Designing Matching Algorithms and Collaborative Project Experiences in Computer Science
Designing algorithms is a fundamental task for computer scientists that goes from theory to implementation and application. In the first part of the talk, we will consider the design of two-sided matching algorithms for problems like residency matching and school choice. We will practice using enumeration, lists, and sets in Python in order to create a working matching application, and will consider the theoretical and practical design criteria that might make one implementation preferable to another. Along the way, we will see the famous Gale-Shapley algorithm for matching and some real-world implementations of matching algorithms.
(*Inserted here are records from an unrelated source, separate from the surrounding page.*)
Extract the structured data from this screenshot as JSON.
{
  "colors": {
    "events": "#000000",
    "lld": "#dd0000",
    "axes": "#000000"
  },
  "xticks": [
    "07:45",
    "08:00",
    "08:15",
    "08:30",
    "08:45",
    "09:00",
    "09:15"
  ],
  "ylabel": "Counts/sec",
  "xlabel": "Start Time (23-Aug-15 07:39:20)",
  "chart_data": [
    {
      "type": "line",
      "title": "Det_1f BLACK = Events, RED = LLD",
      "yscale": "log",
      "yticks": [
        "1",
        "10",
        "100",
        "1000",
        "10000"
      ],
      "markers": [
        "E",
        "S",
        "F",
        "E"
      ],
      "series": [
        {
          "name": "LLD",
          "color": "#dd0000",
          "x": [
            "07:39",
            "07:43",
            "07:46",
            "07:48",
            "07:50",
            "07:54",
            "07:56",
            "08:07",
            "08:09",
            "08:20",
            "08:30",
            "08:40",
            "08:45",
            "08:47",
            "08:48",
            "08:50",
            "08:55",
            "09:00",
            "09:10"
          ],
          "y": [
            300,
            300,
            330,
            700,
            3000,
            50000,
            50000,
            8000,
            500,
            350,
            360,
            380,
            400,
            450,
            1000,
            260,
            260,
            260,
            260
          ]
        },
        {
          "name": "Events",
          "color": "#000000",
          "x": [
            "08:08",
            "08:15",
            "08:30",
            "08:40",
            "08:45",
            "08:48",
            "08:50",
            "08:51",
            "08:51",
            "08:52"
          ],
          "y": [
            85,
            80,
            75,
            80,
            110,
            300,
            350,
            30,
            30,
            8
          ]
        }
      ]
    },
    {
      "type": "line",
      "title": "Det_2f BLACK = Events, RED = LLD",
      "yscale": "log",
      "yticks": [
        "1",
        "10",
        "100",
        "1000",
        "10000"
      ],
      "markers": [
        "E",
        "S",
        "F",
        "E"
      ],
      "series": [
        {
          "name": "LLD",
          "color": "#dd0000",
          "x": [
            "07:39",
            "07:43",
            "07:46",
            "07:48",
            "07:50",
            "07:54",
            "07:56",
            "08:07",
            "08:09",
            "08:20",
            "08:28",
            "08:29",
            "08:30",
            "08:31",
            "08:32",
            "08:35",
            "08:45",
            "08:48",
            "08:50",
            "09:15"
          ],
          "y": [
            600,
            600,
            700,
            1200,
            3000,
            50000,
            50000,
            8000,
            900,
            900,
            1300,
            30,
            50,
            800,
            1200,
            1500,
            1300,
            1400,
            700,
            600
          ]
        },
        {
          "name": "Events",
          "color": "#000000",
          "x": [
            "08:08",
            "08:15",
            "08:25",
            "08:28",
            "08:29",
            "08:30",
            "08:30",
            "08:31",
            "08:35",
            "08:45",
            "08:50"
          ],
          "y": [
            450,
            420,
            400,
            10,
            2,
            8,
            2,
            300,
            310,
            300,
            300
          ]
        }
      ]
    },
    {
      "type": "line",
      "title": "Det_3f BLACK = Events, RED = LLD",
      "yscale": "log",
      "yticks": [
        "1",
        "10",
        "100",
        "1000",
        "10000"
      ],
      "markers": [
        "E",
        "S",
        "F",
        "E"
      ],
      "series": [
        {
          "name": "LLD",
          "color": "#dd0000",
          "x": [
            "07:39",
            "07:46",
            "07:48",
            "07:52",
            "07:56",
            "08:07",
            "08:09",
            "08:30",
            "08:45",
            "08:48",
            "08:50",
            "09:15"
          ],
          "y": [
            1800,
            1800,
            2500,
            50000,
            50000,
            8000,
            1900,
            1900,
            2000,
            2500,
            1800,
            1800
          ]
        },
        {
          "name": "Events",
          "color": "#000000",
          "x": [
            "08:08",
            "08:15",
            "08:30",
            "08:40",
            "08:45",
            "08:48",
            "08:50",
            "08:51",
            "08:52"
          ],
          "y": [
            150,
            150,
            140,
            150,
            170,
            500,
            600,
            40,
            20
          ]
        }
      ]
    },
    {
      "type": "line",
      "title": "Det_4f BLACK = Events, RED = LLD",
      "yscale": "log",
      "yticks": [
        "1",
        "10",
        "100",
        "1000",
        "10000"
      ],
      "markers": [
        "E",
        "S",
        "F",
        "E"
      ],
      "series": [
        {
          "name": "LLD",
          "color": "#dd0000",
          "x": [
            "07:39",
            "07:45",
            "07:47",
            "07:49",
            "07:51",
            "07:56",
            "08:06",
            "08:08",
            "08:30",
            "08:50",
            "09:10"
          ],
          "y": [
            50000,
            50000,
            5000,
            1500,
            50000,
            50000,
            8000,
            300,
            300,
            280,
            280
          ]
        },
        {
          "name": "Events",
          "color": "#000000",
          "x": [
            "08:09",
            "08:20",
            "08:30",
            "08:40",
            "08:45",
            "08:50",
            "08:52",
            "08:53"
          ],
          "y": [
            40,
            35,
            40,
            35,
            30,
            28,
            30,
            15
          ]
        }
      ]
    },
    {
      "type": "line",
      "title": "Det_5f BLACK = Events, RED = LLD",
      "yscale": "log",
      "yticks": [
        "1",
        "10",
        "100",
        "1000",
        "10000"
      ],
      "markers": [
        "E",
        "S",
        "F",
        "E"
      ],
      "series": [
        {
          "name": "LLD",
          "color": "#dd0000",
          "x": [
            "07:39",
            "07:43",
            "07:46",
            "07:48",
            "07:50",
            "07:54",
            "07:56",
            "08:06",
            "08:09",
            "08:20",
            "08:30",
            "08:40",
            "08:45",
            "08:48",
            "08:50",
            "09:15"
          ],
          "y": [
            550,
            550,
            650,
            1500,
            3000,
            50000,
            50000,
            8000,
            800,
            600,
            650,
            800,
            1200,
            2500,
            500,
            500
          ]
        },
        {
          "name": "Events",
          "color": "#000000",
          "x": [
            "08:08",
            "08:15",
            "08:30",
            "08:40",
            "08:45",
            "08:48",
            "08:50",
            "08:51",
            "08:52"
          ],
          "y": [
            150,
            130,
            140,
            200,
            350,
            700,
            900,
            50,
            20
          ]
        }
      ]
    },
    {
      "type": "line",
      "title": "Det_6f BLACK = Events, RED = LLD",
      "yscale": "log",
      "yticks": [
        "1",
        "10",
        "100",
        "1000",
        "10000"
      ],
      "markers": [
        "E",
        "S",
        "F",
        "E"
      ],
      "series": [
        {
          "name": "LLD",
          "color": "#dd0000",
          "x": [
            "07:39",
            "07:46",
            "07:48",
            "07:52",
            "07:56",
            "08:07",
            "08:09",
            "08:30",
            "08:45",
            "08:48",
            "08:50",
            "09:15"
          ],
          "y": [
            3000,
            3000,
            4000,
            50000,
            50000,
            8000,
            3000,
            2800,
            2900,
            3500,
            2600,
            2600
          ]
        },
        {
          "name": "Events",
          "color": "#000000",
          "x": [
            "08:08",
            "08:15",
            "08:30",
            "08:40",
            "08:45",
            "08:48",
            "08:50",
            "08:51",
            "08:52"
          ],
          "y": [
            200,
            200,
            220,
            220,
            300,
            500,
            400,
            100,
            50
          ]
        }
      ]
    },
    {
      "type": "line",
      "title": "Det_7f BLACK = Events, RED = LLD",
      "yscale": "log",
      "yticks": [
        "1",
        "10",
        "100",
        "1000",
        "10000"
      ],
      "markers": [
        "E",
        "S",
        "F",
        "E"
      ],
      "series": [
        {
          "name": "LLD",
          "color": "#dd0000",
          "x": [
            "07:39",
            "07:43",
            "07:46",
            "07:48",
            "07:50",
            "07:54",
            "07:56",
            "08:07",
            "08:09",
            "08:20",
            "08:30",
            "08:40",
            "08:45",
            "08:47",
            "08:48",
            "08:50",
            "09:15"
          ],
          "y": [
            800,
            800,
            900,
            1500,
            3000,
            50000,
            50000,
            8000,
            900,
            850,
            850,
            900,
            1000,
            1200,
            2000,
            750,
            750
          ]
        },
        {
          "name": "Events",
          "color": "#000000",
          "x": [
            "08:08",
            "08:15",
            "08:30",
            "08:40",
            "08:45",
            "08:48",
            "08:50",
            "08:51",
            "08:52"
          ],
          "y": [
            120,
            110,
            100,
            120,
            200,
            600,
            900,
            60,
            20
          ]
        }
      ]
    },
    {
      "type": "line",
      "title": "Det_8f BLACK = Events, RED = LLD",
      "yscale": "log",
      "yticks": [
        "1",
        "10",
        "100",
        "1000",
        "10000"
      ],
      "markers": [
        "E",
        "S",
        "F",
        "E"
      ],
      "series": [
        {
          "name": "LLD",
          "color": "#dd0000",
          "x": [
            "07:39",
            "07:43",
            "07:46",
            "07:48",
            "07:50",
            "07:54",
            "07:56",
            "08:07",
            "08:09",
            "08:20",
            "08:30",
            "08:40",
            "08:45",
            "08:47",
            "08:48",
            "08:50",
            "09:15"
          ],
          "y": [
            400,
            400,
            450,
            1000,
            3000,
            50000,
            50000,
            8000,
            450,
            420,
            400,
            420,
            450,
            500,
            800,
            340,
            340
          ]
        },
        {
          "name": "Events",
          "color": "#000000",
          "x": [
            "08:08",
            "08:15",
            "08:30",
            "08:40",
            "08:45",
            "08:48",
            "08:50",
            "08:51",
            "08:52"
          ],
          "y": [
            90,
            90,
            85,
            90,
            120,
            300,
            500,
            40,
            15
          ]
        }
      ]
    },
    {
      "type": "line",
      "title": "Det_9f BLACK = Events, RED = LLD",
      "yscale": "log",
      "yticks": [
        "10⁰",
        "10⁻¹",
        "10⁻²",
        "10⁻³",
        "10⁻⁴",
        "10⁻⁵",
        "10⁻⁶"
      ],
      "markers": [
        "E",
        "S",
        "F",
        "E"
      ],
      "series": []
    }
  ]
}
In the second half of the talk, we will step back and consider how the approach of the first half reflects a larger goal of engaging students in the process of becoming computer scientists through active and collaborative learning. We will discuss integrating collaborative and open-ended student-driven projects in courses and co-curricular experiences like CS+, a structured summer program for computer science projects.
Brandon Fain is an assistant research professor of computer science at Duke University, where he teaches courses on algorithms and data science and organizes the CS+ summer undergraduate projects program. His interests include working with undergraduate researchers, developing collaborative and project-driven courses, and conducting research in algorithmic fairness and computational social choice. He completed his PhD in algorithms at the Department of Computer Science at Duke University in May 2019.